Огромный больничный город пульсировал сотнями коридоров, прозрачно сиял светлыми холлами, и каждому мог найтись в них уголок. Клиника (именно здесь после таинственного покушения лечился недавно умерший Папа) носила имя медика, ученого отца Августина Джемелли. Повсюду висели черно-белые фотографии и живописные портреты этого сдержанного мужчины в больших очках. Мало кто из рассеянных посетителей находил хоть минутку на чувство благодарности к добрейшему падре, и, уж конечно, вряд ли кто-нибудь помнил, как в момент расцвета фашизма ради усовершенствования мира он выражал пожелание смерти абсолютно «всем иудеям, распявшим Нашего Господа» в дружественном некрологе для одного из них.

В застекленных отсеках ожидания телевизионные экраны рассылали лучи заботы. В пределах разумного, конечно: никто не стал бы здесь потчевать гостей теплыми ватрушками с дымящимся чаем, но все-таки, пусть и очень разреженно, здесь теплился уют, и в любой момент можно было оставить обширный диван ради всегда, без всякой очереди готового принять на должном уровне туалета. Это была отдельная тема в Олином, да и в любом основанном на бездомности мироздании. На холме, где она угнездилась, он существовал в античном стиле в виде ведра, которое регулярно опорожнялось под деревьями и иногда мылось под фонтанчиком. Иногда же Оля присаживалась в леске, как и миллиарды других людей, которые делают это на открытом воздухе вдоль железнодорожных путей или в пластиковые мешочки, забрасывая их потом куда подальше.
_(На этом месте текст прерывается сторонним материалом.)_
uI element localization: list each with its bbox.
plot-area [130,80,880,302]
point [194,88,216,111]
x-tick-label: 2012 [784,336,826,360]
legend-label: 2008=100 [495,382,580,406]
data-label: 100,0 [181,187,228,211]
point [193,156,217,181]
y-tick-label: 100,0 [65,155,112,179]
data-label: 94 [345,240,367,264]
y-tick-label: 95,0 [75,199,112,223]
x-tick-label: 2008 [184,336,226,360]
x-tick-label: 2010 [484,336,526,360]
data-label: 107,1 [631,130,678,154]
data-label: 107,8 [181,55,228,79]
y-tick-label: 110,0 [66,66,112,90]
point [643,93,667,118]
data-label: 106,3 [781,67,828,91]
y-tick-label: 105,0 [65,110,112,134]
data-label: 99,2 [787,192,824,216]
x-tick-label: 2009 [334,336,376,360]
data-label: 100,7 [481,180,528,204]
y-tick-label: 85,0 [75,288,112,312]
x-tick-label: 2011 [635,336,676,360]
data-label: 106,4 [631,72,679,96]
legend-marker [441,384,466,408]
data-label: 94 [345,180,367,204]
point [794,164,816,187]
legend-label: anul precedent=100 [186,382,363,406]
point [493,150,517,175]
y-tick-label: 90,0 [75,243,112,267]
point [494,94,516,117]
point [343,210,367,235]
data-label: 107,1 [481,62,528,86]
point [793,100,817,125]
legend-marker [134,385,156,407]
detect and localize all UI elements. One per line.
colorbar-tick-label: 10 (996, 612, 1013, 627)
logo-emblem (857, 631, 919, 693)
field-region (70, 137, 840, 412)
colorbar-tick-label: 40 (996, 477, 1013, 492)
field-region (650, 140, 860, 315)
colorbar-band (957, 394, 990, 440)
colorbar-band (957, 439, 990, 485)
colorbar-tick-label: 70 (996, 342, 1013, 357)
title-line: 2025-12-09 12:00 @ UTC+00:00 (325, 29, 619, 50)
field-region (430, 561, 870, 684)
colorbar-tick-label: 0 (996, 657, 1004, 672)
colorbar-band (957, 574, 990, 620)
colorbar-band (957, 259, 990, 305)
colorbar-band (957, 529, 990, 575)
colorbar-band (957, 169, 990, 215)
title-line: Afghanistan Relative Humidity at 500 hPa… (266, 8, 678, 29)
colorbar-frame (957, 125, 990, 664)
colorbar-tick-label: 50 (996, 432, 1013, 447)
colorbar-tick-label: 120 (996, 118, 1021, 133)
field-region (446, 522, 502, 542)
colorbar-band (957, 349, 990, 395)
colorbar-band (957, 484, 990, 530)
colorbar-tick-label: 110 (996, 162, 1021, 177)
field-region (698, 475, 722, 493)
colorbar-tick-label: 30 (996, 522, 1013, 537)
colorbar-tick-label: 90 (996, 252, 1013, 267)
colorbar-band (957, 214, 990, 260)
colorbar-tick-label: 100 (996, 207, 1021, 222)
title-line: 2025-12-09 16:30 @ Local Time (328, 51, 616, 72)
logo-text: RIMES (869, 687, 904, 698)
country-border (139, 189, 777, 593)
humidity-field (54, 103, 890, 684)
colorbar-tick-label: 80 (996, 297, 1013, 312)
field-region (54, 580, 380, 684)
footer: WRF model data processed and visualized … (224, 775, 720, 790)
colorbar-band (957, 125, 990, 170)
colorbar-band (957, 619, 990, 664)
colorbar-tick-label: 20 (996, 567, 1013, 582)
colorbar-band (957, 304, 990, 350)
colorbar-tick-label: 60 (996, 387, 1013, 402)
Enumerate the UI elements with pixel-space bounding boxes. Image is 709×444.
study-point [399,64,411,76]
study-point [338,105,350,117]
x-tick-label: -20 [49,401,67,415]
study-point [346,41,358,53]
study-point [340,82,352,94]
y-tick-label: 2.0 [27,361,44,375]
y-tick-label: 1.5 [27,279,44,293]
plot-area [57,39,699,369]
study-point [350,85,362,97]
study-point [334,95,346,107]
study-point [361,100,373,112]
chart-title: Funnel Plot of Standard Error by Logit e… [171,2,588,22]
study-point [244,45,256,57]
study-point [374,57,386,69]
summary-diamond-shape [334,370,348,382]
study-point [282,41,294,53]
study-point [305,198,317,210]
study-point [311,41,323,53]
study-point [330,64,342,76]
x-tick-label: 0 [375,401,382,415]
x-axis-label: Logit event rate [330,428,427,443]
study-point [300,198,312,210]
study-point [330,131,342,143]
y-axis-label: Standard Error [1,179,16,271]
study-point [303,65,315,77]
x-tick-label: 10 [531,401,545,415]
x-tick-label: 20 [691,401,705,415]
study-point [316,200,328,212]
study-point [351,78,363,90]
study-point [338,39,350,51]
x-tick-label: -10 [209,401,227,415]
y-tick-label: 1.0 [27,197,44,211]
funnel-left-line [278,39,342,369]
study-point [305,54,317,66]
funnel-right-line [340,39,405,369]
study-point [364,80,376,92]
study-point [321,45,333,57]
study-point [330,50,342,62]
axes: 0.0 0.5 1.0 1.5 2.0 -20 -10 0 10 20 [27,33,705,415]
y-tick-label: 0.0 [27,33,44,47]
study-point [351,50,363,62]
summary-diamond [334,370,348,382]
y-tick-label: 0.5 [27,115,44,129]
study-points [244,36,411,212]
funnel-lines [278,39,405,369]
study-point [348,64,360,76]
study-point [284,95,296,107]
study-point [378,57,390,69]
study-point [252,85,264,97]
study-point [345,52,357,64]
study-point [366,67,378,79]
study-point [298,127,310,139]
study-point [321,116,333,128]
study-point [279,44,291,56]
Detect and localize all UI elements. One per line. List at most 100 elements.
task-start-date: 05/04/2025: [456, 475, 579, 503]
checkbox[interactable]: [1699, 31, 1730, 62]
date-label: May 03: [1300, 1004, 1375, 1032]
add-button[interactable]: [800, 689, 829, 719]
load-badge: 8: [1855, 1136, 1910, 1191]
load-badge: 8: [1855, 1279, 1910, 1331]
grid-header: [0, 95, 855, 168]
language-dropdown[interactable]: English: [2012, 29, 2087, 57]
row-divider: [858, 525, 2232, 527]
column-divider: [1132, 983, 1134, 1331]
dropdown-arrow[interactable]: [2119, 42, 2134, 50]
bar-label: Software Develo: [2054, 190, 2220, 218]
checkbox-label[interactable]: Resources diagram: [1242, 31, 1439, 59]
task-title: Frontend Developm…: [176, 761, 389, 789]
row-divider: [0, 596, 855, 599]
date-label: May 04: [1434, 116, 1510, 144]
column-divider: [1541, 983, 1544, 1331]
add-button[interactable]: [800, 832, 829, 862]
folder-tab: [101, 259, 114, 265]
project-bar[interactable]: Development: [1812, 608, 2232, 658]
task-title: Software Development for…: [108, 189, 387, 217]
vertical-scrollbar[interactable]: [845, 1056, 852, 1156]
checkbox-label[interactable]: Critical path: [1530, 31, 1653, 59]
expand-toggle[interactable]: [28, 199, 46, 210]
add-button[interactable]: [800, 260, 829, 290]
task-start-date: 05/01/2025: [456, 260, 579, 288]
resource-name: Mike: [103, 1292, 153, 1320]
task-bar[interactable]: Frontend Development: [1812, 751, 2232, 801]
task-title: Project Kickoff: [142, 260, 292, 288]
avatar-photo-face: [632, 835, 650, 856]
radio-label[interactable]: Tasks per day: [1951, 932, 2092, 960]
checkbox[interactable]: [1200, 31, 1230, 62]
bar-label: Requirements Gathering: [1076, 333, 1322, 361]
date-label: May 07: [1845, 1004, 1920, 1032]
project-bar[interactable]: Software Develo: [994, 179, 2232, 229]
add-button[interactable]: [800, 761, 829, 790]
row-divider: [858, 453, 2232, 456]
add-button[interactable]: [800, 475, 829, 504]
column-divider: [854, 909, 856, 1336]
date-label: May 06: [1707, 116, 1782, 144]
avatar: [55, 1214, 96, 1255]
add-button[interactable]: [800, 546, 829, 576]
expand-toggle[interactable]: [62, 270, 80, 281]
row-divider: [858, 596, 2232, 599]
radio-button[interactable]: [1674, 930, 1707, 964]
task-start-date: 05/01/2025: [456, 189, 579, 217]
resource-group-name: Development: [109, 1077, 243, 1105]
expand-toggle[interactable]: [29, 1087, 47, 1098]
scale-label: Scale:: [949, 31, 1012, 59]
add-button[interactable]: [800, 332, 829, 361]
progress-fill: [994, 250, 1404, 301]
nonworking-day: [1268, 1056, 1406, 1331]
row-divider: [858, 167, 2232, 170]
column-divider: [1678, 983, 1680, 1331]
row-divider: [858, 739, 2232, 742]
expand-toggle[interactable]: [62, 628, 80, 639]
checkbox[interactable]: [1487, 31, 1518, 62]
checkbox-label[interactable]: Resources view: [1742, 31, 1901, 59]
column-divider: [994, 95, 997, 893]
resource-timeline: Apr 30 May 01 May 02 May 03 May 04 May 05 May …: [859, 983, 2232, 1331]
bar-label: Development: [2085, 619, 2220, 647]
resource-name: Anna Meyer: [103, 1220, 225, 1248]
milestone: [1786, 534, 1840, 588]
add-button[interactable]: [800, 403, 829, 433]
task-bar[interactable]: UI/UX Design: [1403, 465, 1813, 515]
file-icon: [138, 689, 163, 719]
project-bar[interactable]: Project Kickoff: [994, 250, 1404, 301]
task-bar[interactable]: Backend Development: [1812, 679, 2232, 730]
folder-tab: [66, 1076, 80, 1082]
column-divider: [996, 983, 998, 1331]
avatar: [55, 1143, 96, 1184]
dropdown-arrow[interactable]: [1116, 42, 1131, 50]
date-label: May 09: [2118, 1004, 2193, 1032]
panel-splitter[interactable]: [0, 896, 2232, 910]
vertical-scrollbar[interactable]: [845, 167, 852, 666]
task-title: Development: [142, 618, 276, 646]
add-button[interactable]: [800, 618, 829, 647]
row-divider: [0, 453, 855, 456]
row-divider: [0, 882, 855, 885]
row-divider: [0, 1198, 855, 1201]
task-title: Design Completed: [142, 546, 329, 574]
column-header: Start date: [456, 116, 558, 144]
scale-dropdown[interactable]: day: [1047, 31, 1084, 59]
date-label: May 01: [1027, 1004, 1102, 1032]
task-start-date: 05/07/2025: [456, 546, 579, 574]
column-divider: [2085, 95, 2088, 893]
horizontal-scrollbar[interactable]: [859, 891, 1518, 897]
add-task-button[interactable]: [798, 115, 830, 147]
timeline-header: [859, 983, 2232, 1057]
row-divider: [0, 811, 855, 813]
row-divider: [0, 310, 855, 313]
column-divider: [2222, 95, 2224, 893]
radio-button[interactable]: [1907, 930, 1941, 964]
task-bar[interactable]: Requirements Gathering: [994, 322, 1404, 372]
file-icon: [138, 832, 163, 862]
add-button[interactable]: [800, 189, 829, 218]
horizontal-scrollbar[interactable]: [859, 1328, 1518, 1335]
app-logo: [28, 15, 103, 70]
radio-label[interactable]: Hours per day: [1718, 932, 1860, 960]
Подобный метод был не намного хуже, чем принятый в культурном мире, когда по трубам из фарфоровых дырявых тронов непереваренное достигает рек, озер и морей. Пожалуй, он был даже откровеннее, экологичнее, но сколько можно заниматься благотворительностью ради окружающей среды? В конце концов, и Оле хотелось расслабиться и хотя бы иногда почувствовать себя привилегированной, вроде какой-нибудь актрисы или буржуазной госпожи, что, слив воду, сразу же забывает о своих неловких и не подобающих ей действиях. Перед тем как организовать себе рабочий пункт у Петра, каждое утро, кособоко проскочив мимо смотрительницы, Оля проводила время в открытом уже с восьми общественном клозете. Летом у раковин там даже можно было устроить постирушку, а потом развесить белье на ручке колесной сумки или разложить на горячих каменных скамьях. В Джемелли же было по туалету аж на каждом этаже, и все они были хороши.

Был в этом благоустроенном мире также и звенящий тарелками, гудящий эхом удовлетворенного хора бар. В белых рубашках с черными бабочками, в черных штанах с ладно обхватывающими фигуры эластичными поясами на талии перешучивались бармены, пока в ритме сальсы алхимичили над коктейлями, наливали, убирали, откупоривали и разогревали. Колпак кофейного запаха покрывал столовую, где то и дело оставляли на столике по полпорции чего-нибудь вполне съедобного, а иногда и теплого. И никто никого не замечал. Все было суетно и деловито, как в аэропорту, только чуть душевнее.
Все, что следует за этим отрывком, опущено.